A violência do homem contra seus semelhantes testemunhada pela História, seja nas tomadas de cidades para a expansão de um império, seja nas invasões europeias às américas, reduziu milhões de seres humanos a condição de reles objeto. Porém somente após a Segunda Grande Guerra Mundial, no século XX, buscou-se garantir através da positivação de um princípio kantiano, a integralidade da raça humana.
Apesar de tardiamente exposto, o princípio kantiano foi gerado a partir do século XVIII, quando teve início na Europa o movimento intitulado de Iluminista. Esses pensadores tentavam utilizar a razão como um guia da humanidade. E foi justamente nesse período histórico que Immanuel Kant desenvolveu os conceitos chaves para os Direitos Humanos, o de dignidade e o de pessoa, que desembocariam no princípio da dignidade da pessoa humana, tendo como núcleo dessas definições, a razão.
O princípio da dignidade da pessoa humana está previsto no artigo 1º da Declaração Universal dos Direitos Humanos: “Todas as pessoas nascem livres e iguais em dignidade e direitos. São dotadas de razão e consciência e devem agir em relação umas às outras com espírito de fraternidade.” Refletiu-se também no artigo 1º da Constituição Federal de 1988: “A República Federativa do Brasil, formada pela união indissolúvel dos Estados e Municípios e d Distrito Federal, constitui-se em Estado Democrático de Direito e tem como fundamentos […] III – a dignidade da pessoa humana”.
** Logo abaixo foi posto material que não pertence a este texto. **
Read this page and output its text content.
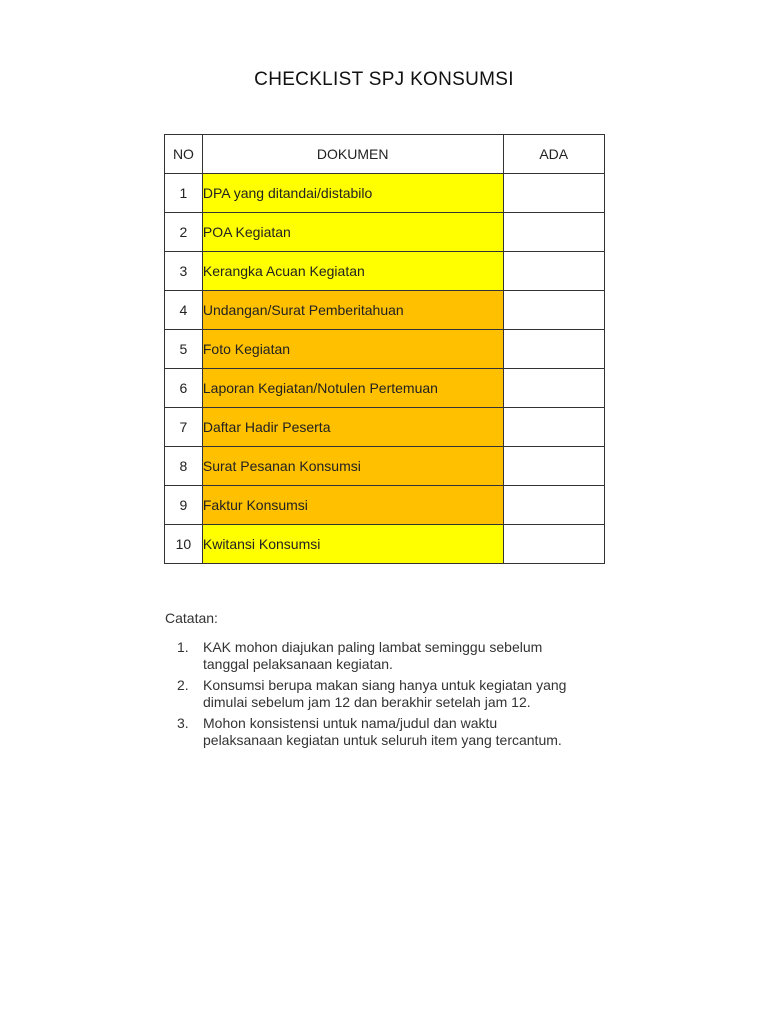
CHECKLIST SPJ KONSUMSI
NO	DOKUMEN	ADA
1	DPA yang ditandai/distabilo	
2	POA Kegiatan	
3	Kerangka Acuan Kegiatan	
4	Undangan/Surat Pemberitahuan	
5	Foto Kegiatan	
6	Laporan Kegiatan/Notulen Pertemuan	
7	Daftar Hadir Peserta	
8	Surat Pesanan Konsumsi	
9	Faktur Konsumsi	
10	Kwitansi Konsumsi	
Catatan:
1.	KAK mohon diajukan paling lambat seminggu sebelum
tanggal pelaksanaan kegiatan.
2.	Konsumsi berupa makan siang hanya untuk kegiatan yang
dimulai sebelum jam 12 dan berakhir setelah jam 12.
3.	Mohon konsistensi untuk nama/judul dan waktu
pelaksanaan kegiatan untuk seluruh item yang tercantum.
Para entender sobre os conceitos que este artigo se propõe a analisar, que desembocarão na Dignidade da Pessoa Humana, é preciso deslocar-se à importância da boa vontade e de dever presentes na obra Fundamentação da Metafísica dos Costumes de Kant. Eles estão dispostos no primeiro capítulo desta obra. Para o pensador, somente existe uma coisa que representa a definição de bom: a boa vontade. Ela seria um fim em si mesmo, independente das ações cometidas pelo indivíduo que vão de encontro às suas necessidades pessoais, bem como de uma possível utilidade para aquela ação tomada em nome da boa vontade: “A boa vontade não é boa por aquilo que promove ou realiza, pela aptidão para alcançar qualquer finalidade proposta, mas tão somente pelo querer, isto é, em si mesma” (KANT, 1986, p. 23). Ou seja, a intenção daquele que tenta praticar determinada conduta de maneira boa, é mais importante do que a concretização daquela ação.
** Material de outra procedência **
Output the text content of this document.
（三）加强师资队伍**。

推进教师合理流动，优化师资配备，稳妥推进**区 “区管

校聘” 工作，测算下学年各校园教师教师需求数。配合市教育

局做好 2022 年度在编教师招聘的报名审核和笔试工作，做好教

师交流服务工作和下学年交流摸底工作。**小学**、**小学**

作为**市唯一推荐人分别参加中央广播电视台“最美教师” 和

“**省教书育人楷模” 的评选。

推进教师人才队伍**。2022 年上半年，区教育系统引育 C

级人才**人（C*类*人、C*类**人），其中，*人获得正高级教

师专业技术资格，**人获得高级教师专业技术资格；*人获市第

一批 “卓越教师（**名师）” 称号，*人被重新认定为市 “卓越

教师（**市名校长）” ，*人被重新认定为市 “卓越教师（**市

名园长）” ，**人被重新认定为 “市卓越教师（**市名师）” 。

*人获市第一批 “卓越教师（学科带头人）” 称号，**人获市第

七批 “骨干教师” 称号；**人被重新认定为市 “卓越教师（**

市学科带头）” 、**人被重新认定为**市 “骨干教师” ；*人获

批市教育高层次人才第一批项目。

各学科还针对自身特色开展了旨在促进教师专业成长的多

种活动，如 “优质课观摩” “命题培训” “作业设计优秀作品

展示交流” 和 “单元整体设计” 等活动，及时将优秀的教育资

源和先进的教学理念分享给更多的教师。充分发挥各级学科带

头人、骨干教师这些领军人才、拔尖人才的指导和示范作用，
Para o filósofo, somente a razão poderia nos frear diante dos instintos naturais, visto que esta já foi posta pela natureza em todos os humanos. Somente ela nos pode fazer praticar um dever pelo simples ato de fazê-lo. Para Kant (1986, p.31), o dever “é a necessidade de uma ação por respeito à lei” (grifo original), por conseguinte, é uma maneira de se comportar em que o indivíduo obedece a uma determinada lei por respeito a ela, e a consequência disto é um comportamento de natureza moral. Para que as leis sejam feitas, é necessário que elas sejam universalizadas, sendo assim, elas devem ser pensadas de acordo com uma lógica abrangente a todos os indivíduos, inclusive àquele que as propõe (KANT, 1986).
Para que o homem comporte-se de uma maneira, existe algo que o impele a isto. Se aquele comportamento foi visando a algo externo, é denominado de imperativo hipotético. Esta ação foi tomada com o intuito de saciar alguma necessidade do homem, portanto não é puramente racional. Ao revés, quando não visa outra finalidade que não a ação em si, tendo por isso, um arcabouço puramente racional, é denominado de imperativo categórico (KANT, 1986).
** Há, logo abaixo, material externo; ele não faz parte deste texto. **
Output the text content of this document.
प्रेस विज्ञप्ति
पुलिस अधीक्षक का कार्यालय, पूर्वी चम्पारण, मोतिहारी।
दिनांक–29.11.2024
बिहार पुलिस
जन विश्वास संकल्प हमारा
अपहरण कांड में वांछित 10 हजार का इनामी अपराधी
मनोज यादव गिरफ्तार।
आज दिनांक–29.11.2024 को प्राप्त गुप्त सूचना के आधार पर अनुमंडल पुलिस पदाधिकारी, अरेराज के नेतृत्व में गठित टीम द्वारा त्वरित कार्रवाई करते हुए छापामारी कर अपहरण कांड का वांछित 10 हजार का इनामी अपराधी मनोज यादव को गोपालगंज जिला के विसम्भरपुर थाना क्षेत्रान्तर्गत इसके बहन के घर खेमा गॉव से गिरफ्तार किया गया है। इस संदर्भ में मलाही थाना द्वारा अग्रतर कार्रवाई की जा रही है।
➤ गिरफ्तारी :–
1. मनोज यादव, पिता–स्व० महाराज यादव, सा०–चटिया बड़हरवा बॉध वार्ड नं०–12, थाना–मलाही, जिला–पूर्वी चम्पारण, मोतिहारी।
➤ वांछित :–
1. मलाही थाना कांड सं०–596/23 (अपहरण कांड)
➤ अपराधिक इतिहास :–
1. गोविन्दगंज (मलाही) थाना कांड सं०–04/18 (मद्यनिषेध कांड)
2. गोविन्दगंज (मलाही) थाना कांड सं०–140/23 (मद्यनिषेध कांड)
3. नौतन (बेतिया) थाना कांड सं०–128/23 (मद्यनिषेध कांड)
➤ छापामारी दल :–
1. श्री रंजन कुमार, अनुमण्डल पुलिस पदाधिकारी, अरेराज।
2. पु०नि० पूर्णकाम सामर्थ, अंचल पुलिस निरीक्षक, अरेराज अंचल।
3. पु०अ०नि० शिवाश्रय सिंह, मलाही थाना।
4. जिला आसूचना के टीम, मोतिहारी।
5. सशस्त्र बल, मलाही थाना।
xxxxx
Dessas premissas conclui-se que somente seres racionais podem agir de maneira a visar um fim em si, portanto, só eles tem a capacidade de criar leis racionais para além das naturais, mas como se fosse pertencente à natureza, bem como de universalizá-las e obedecerem-nas de acordo com o dever e consequentemente, a boa vontade. Destarte, conforme o raciocínio kantiano (KANT, 1986, p. 67-68):
Admitindo […] que haja alguma coisa cuja existência em si mesma tenha um valor absoluto e que, como fim em si mesmo, possa ser a base de leis determinadas, nessa coisa e só nela é que estará a base de um possível imperativo categórico, quer dizer, de uma lei prática. […] O homem, e, duma maneira geral, todo o ser racional, existe como um fim em si mesmo, não só como meio para o isso arbitrário desta ou daquela vontade. […] Os seres cuja existência depende, não em verdade da nossa vontade, mas da natureza, têm, contudo, se são seres irracionais, apenas um valor relativo como meios e por isso se chamam coisas, ao passo que os seres racionais se chamam pessoas, porque a sua natureza os distingue já como fins em si mesmos, quer dizer como algo que não pode ser empregado como simples meio e que, por conseguinte, limita nessa medida todo o arbítrio […]. (grifo original).
Portanto, pessoa é todo ser racional, capaz de agir visando unicamente a realização daquela ação, e não algo além dela. É, também, legislador universal.
A consequente ilação kantiana para a legislação que abstrairia todo tipo de diferença pessoal, fazendo com que os homens se reconhecessem como semelhantes traz o conceito de reino dos fins, um espelho do reino da natureza, todavia gerado à partir da razão. Segundo o pensador, neste mundo em que a pessoa fosse parte, onde ela legislasse, e ao mesmo tempo fosse submetida às leis criadas, todos teriam de obedecer à uma lei universal: não poderiam tratar uns aos outros como meios, mas somente como fins em si mesmos. Neste reino existiram duas características que iriam distinguir cada uma de suas peças, a dignidade e o preço:
No reino dos fins tudo tem ou um preço ou uma dignidade. Quando uma coisa tem um preço, pode-se pôr outra em vez dela qualquer outra como equivalente; mas quando uma coisa está acima de todo o preço, e portanto não permite equivalente, então tem ela dignidade. […] aquilo […] que constitui a condição só graças à qual qualquer coisa pode ser um fim em si mesma, não tem somente um valor relativo, isto é, um preço, mas um valor íntimo, isto é dignidade (KANT, 1986, p.77, grifos originais).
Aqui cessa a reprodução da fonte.